There’s gotta be a better way
In preparation for a new introductory digital history course that I’ll be teaching in the fall, I’ve been trying to think about how to share my decades of accumulated computer wisdom with my students (says the wise sage, stroking his long white beard). Since my personal experience with computers goes back to the 80s – actually, the late 70s with Oregon Trail on dial-up in the school library – I’m more of a Web 1.0 guy. Other than blogs, I pretty much ignore social media like Facebook and Twitter (not to mention Snapchat, Instagram, Pinterest…), and try to do most of my computer work on a screen larger than 4″. So I guess that makes me a kind of cyber-troglodyte in 2017. But I think that does allow me a much broader perspective of what computers can and can’t do. One thing I have learned to appreciate, for example, is how many incremental workflow improvements are readily available, shortcuts that don’t require writing Python from the terminal line.
As a result, I’ll probably start the course with an overview of the variety of ways computers can help us complete our tasks more quickly and easily, which requires understanding the variety of ways in which we can achieve these efficiencies. After a few minutes of thought (and approval from my “full-stack” computer-programming wife), I came up with this spectrum that suggests the ways in which we can make computers do more of our work for us. Toil, silicon slave, toil!
So I’ll want my students, for example, to think about low-hanging fruit (efficiency fruit?) that they can spend five minutes googling and save themselves hours of mindless labor.

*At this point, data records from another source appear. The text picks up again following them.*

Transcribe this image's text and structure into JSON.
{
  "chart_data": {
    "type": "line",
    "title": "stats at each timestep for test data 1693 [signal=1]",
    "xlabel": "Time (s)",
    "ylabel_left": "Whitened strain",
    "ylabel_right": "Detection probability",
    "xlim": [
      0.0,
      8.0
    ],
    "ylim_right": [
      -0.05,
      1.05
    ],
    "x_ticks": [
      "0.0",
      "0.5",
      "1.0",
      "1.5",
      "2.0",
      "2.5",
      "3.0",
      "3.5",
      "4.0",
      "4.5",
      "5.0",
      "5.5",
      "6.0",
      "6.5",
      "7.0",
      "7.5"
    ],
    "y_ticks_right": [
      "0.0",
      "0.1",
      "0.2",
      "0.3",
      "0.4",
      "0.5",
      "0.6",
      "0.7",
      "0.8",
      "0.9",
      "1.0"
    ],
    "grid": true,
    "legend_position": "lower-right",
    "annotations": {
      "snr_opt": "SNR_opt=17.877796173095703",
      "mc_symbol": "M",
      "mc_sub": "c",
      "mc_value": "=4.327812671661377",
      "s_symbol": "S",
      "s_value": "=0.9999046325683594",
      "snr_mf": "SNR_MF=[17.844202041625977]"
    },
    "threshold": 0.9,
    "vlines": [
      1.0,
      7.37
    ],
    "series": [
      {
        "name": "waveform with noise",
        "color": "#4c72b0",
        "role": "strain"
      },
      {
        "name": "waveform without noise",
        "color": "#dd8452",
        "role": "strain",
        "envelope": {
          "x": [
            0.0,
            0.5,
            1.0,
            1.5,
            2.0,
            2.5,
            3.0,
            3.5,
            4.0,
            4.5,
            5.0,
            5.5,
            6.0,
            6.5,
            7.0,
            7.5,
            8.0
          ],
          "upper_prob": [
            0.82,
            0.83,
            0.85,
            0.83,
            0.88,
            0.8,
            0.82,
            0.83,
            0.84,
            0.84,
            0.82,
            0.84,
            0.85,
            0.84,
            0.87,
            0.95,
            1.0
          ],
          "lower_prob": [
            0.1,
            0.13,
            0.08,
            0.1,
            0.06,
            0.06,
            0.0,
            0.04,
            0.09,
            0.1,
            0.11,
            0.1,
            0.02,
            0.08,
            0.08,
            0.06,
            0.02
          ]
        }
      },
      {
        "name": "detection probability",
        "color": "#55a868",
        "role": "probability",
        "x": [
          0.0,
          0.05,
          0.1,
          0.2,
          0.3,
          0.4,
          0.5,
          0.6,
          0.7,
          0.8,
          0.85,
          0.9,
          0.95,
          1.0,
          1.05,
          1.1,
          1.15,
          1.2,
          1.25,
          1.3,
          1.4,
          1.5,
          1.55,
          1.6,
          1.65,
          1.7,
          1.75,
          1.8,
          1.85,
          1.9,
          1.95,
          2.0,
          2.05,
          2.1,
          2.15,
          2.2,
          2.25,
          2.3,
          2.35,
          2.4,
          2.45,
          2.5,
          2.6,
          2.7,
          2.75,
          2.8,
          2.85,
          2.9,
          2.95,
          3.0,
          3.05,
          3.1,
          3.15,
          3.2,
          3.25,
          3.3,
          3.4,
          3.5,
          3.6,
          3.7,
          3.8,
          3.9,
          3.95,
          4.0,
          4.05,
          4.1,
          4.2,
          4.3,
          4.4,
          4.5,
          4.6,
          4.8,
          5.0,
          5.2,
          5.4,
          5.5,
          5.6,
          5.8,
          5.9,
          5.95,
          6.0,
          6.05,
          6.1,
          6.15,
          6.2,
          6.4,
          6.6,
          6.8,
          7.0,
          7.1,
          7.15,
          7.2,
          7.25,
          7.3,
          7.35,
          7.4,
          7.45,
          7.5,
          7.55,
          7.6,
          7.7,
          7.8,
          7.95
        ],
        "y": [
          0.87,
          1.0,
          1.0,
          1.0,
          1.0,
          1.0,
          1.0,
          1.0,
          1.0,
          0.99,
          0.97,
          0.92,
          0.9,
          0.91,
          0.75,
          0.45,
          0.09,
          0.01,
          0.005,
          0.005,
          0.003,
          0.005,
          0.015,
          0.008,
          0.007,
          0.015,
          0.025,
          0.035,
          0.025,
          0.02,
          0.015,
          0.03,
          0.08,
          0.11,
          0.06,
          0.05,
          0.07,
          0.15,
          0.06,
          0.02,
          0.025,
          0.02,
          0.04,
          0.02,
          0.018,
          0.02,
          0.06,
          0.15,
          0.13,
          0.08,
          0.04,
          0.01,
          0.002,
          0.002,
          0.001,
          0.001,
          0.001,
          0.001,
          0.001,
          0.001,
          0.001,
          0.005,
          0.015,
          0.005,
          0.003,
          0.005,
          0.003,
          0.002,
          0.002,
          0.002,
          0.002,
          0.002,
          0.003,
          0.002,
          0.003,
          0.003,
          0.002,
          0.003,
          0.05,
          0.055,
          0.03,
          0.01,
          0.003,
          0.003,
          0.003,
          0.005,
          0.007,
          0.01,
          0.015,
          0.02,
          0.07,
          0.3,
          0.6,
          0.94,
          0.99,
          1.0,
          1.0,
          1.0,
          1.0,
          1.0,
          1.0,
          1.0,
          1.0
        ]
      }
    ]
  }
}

As an example, I’m embarrassed to admit that it was only when sketching this spectrum that I realized that I should try to automate one of the most annoying features of my current note-taking system, the need to clean up hundreds of PDFs downloaded from various databases: Google Books, Gale’s newspaper and book databases, etc. If you spend any time downloading early modern primary sources (or scan secondary sources), you know that the standard file format continues to be Adobe Acrobat PDFs. And if you’ve seen the quality of early modern OCR’d text, you know why having the original page images is a good idea.
But you may want, for example, to delete pages from PDFs that include various copyright text – that text will confuse DTPO’s AI and your searches. I’m sure there are more sophisticated ways of doing that, but the spectrum above should prompt you to wonder whether Adobe Acrobat has some kind of script or macro feature that might speed up deleting such pages from 1,000s (literally) of PDF documents that you’ve downloaded over the years. And, lo and behold, Adobe Acrobat does indeed have an automation feature that allows you to carry out the same PDF manipulation again and again. Once you realize “there’s gotta be a better way!”, you only need to figure out what that feature is called in the application in question. For Adobe Acrobat it used to be called batch processing, but in Adobe Acrobat Pro DC such mass manipulations now fall under the Actions moniker. So google ‘Adobe Acrobat Actions’ and you’ll quickly find websites that allow you to download various actions people have created. Which allows you to quickly learn how the feature works, and to modify existing actions. For example, I made this Acrobat Action to add “ps” (primary source) to the Keywords metadata field of every PDF file in the designated folder:
I already copied and tweaked macros and Applescripts that will add Keywords to rich text files in my Devonthink database, but this Adobe solution is ideal after I’ve downloaded hundreds of PDFs from, say, a newspaper database.
Similarly, this next action will delete the last page of every PDF in the designated folder. (I just hardcoded to delete page 4, because I know newspaper X always has 4 pages – I can sort by file size to locate any outliers – and the last page is always the copyright page with the nasty text I want to delete. I can, for example, change the exact page number for each newspaper series, though there’s probably a way to make this a variable that the user can specify with each use):
Computers usually have multiple ways to do any specific task. For us non-programmers, the internet is full of communities of nerds who explain how to automate all sorts of software tasks – forums (fora?) are truly a god-send. But it first requires us to expect more from our computers and our software. For any given software, RTFM (as they say), and then check out the software’s website forum – you’ll be amazed at the stuff you find. Hopefully all that time you save from automation won’t be spent obsessively reading the forum!